CDNs typically do not cache 502 responses (or cache for very short duration). The error condition is expected to be transient; caching it would prolong user impact unnecessarily. Some CDNs have configurable error caching.
Application crashes (process died, returned partial response then exited), application not running (port not listening), application overloaded (slow response, proxy timed out — though this is usually 504), SSL handshake failures, network connectivity issues, malformed HTTP responses.
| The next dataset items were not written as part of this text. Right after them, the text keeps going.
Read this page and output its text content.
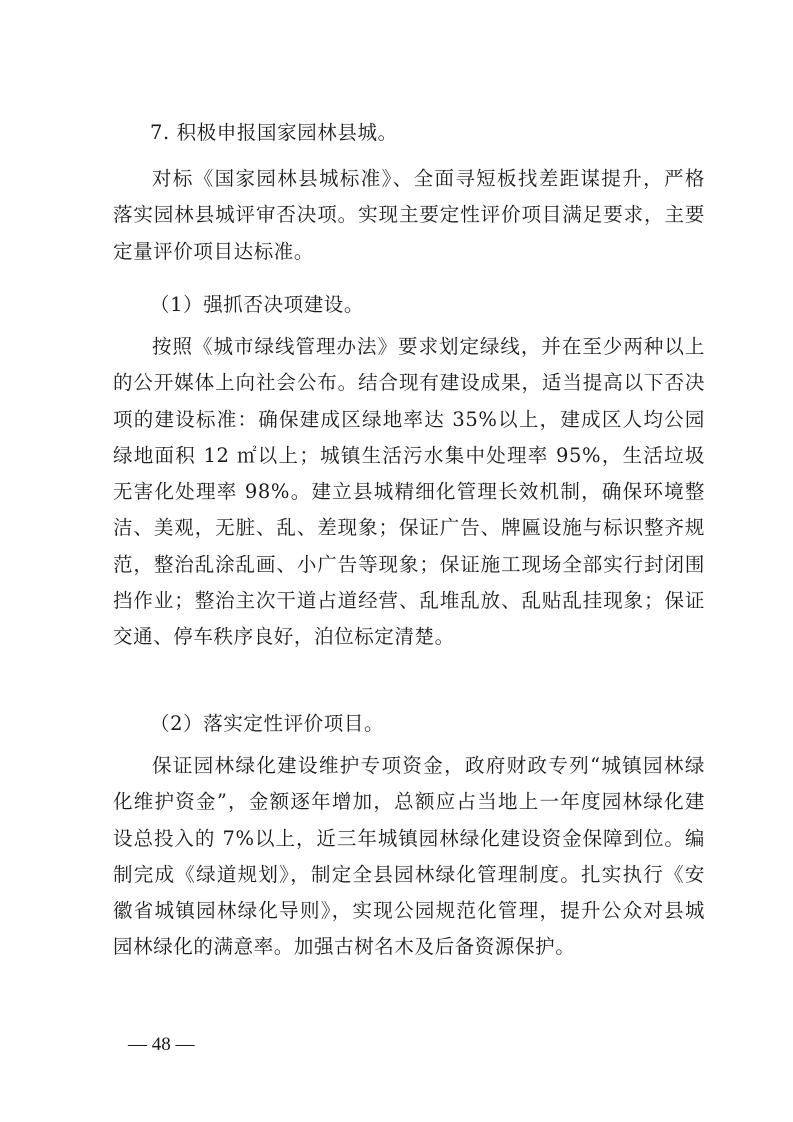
7. 积极申报国家园林县城。

对标《国家园林县城标准》、全面寻短板找差距谋提升，严格落实园林县城评审否决项。实现主要定性评价项目满足要求，主要定量评价项目达标准。

（1）强抓否决项建设。

按照《城市绿线管理办法》要求划定绿线，并在至少两种以上的公开媒体上向社会公布。结合现有建设成果，适当提高以下否决项的建设标准：确保建成区绿地率达 35%以上，建成区人均公园绿地面积 12 ㎡以上；城镇生活污水集中处理率 95%，生活垃圾无害化处理率 98%。建立县城精细化管理长效机制，确保环境整洁、美观，无脏、乱、差现象；保证广告、牌匾设施与标识整齐规范，整治乱涂乱画、小广告等现象；保证施工现场全部实行封闭围挡作业；整治主次干道占道经营、乱堆乱放、乱贴乱挂现象；保证交通、停车秩序良好，泊位标定清楚。

（2）落实定性评价项目。

保证园林绿化建设维护专项资金，政府财政专列“城镇园林绿化维护资金”，金额逐年增加，总额应占当地上一年度园林绿化建设总投入的 7%以上，近三年城镇园林绿化建设资金保障到位。编制完成《绿道规划》，制定全县园林绿化管理制度。扎实执行《安徽省城镇园林绿化导则》，实现公园规范化管理，提升公众对县城园林绿化的满意率。加强古树名木及后备资源保护。

— 48 —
Implement upstream health checks (proxies should detect and route around failed backends). Run multiple backend instances (one failure does not affect users). Monitor application health. Set appropriate timeouts. Validate SSL certificates regularly. Have rollback procedures for deployments that cause backend issues.
Indirectly. 502 indicates backend issues; if backend issues are caused by attacks (DDoS, exploitation attempts crashing the application), 502 is a symptom. Pattern of 502s correlated with specific source IPs or request patterns may indicate attack — investigate.
Sometimes — depends on whether the error is transient. For idempotent requests (GET), retry with exponential backoff is reasonable. For non-idempotent (POST that modifies state), retrying may cause duplicate operations — consider idempotency tokens or careful retry logic.
Sustained 502s affect SEO — search engines crawling your site cannot index content, may eventually de-index URLs that consistently 502. Brief 502s during incidents have minimal impact; persistent 502s damage rankings.